There are also some strong performances on display. Letitia Wright takes the lead as Shuri, and she is solid in a very weighty role. I really enjoyed Lupita N’yongo as Nakia and Danai Gurira as the warrior general Okoye. Dominique Thorne plays Riri Williams (a future MCU star, as she is the comic book character Iron Heart–basically a young female Iron Man) and is fine in the part, as is Tenoch Huerta Mejia as Namor. But the performer who just acquitted herself as one of the MCU’s strongest actors is Angela Bassett as the Queen.

She has some sequences of mesmerizing power and presence, the likes of which are pretty rare in films like this.

With all this to praise about the movie, it’s pretty disappointing then that so much of the experience is let down by some really poor choices in both the design and the execution of the whole thing. Most ridiculous is the way that the Talokans are so obsessed with capturing or killing Riri Williams. It’s all supposedly so they can stop her from re-building a vibranium-detecting machine, as if the US government deployed into deep water the one she built before without fully taking it apart and figuring out how it works. It’s may be a nit-picky flaw, but it’s a huge one, given that about an hour of the movie is built on this motivation. One can only excuse it by assuming that the Talokans are completely ignorant of anything about how the surface world works.
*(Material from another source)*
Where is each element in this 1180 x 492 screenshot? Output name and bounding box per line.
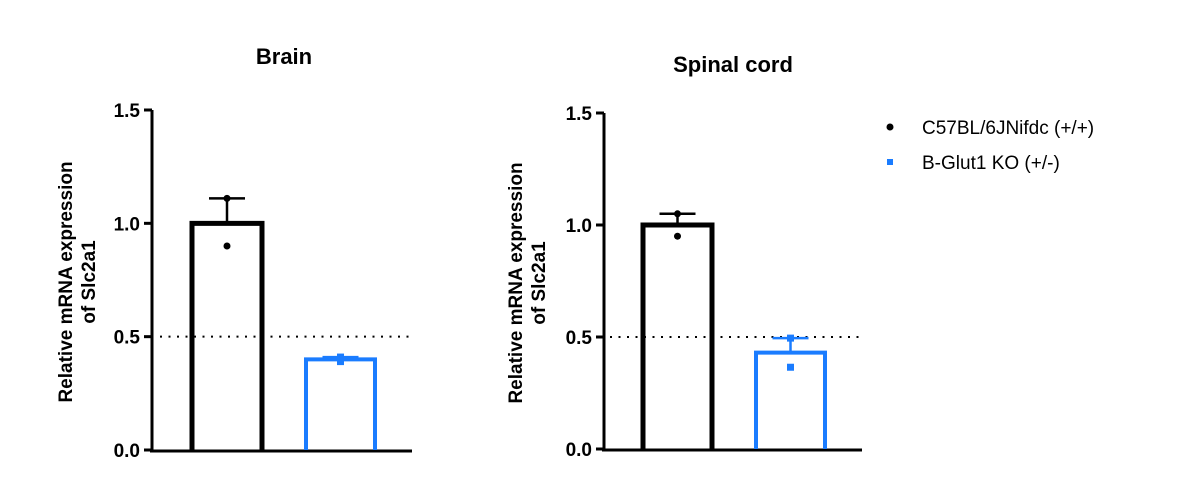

The Wakandan military strategy during the climax of the movie is pretty embarrassing as well–they all gather on one giant boat and use it to attack the people who are insanely super-powered in the water. They have a gun that disables them, but only one, and they don’t bring any support craft or, I don’t know, extra airplanes to help them maneuver quickly. The whole climactic battle makes it looks like the Wakandan military is reduced to about twenty people fighting on the top of the boat, so the eventual Talokan surrender seems nonsensical.

It doesn’t help anything that the third-act revealed suits of armor for Riri Williams, as well as Okoye and one of her colleagues, are bizarrely colorful and cartoonishly shaped, like they were rejected designs from Big Hero Six. The idea that the relatively inexperienced Riri Williams could go toe-to-toe with the Talokans while she was under the water beggars belief. And why in the world would Namor wait to recharge himself in the water until after he had spent all his energy fighting Shuri–he had landed on a beach a stone’s throw from the water, and there were ample opportunities to power-up again before he went back into the fight. It makes all the drama at the end of whether Shuri can defeat him before he reaches the sea just look silly.

Nontheless, even with all this working against the movie, I still enjoyed the way it made me feel as I watched it–transported in both my imagination and emotions. It is much more compelling viewing than Black Panther (a movie which I feel was mediocre and wildly overrated). I’d say the only MCU Phase 4 project I definitely liked more was Spider-Man: No Way Home, but that’s only because of the thrill of seeing all the old faces together again (that movie’s story had even bigger and more obvious problems).